試験管内と比べて細胞内は複雑で、それまでずっと試験管内の実験しかした事がなかった身としては、予想外な事だらけでした。また、RNAの取扱にも慣れておらず、分解しやすいという事で、初めはおっかなびっくり実験をしていました。4年生が作ってくれたDEPC処理水がむしろ分解を促進するといった笑い話もありました。そのうち、谷時雄先生(当時:九大。現:熊大)の御協力を得て取扱にも慣れ、結構いい加減に取り扱っても良いと分かり、研究は進展しはじめました。

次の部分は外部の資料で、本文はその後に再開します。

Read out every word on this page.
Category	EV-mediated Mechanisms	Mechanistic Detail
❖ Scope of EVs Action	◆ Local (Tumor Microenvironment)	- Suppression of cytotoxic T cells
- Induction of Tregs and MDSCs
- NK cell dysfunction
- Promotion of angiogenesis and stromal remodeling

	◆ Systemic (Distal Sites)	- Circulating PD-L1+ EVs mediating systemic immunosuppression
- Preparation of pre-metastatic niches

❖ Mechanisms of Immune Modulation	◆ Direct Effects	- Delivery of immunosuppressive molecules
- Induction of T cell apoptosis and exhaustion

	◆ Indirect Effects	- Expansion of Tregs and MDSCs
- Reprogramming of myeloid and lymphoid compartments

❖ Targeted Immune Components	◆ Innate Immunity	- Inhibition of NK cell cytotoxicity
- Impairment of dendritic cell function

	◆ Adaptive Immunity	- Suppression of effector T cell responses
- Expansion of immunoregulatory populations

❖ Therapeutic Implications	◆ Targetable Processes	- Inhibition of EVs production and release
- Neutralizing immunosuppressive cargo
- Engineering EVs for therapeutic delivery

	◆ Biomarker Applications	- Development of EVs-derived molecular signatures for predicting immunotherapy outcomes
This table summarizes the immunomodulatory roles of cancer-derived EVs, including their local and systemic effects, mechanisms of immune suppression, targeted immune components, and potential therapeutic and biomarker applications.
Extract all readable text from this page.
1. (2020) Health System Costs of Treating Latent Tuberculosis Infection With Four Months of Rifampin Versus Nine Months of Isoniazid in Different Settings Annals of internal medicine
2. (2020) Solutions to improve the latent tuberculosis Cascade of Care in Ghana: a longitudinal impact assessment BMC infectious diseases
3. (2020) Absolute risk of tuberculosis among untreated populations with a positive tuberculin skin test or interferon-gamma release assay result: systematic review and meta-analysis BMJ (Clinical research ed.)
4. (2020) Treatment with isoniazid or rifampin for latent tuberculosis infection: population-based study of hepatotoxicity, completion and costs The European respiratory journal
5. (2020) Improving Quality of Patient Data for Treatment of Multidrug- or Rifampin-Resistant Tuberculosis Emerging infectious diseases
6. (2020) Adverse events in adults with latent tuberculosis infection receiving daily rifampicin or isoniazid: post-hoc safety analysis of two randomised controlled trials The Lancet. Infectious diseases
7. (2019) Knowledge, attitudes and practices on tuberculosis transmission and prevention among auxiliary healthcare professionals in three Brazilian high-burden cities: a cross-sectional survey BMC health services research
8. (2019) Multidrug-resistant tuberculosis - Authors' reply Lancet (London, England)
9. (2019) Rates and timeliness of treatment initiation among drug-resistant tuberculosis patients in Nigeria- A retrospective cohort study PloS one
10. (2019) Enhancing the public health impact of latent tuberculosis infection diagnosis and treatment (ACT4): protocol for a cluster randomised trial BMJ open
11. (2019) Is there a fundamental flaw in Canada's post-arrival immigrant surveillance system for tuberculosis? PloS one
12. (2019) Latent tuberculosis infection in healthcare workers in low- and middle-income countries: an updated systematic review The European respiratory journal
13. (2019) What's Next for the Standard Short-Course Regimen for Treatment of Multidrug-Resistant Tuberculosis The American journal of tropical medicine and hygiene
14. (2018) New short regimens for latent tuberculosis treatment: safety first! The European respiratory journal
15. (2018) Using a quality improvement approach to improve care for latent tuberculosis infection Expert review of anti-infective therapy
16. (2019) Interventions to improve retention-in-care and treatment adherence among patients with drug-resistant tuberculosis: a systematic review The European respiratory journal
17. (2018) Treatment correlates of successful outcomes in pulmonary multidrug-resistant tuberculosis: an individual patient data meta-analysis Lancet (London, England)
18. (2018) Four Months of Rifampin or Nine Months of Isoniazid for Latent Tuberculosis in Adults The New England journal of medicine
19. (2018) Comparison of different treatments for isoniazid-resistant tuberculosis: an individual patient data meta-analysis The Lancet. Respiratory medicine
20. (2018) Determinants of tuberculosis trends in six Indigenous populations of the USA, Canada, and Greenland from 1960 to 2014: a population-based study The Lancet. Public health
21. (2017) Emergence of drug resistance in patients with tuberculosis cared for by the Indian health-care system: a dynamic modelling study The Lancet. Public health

実験は、mRNAの核内運動が、モーター蛋白質による能動輸送なのか、あるいは、ブラウン運動による拡散運動なのかという点を蛍光1分子観察でmRNAを1本ずつ解析する事で明らかにしようというものでした。初めは、内在性のmRNAを観察するために、蛍光標識したアンチセンスオリゴヌクレオチドを用いた観察を行いましたが、やってもやっても差が出たり、出なかったりという事で、結果が安定せずに苦労した記憶があります(当時は天然のオリゴヌクレオチドを用いていましたが、現在は2'OMe修飾オリゴヌクレオチドを用いる事で観察可能)。谷先生のアドバイスもあり、試験管内で合成した蛍光標識mRNAを観察する事で、mRNAは核内を核酸運動で動いている事を明らかにする事ができました。色々と苦労はしましたが、現在の糧となっているプロジェクトで、指導教官の船津高志先生、共同研究者の谷時雄先生には感謝しております。

本領域では、機会があれば、生きている細胞核内でのイメージングに再チャレンジできればと思っており、よろしくお願い致します。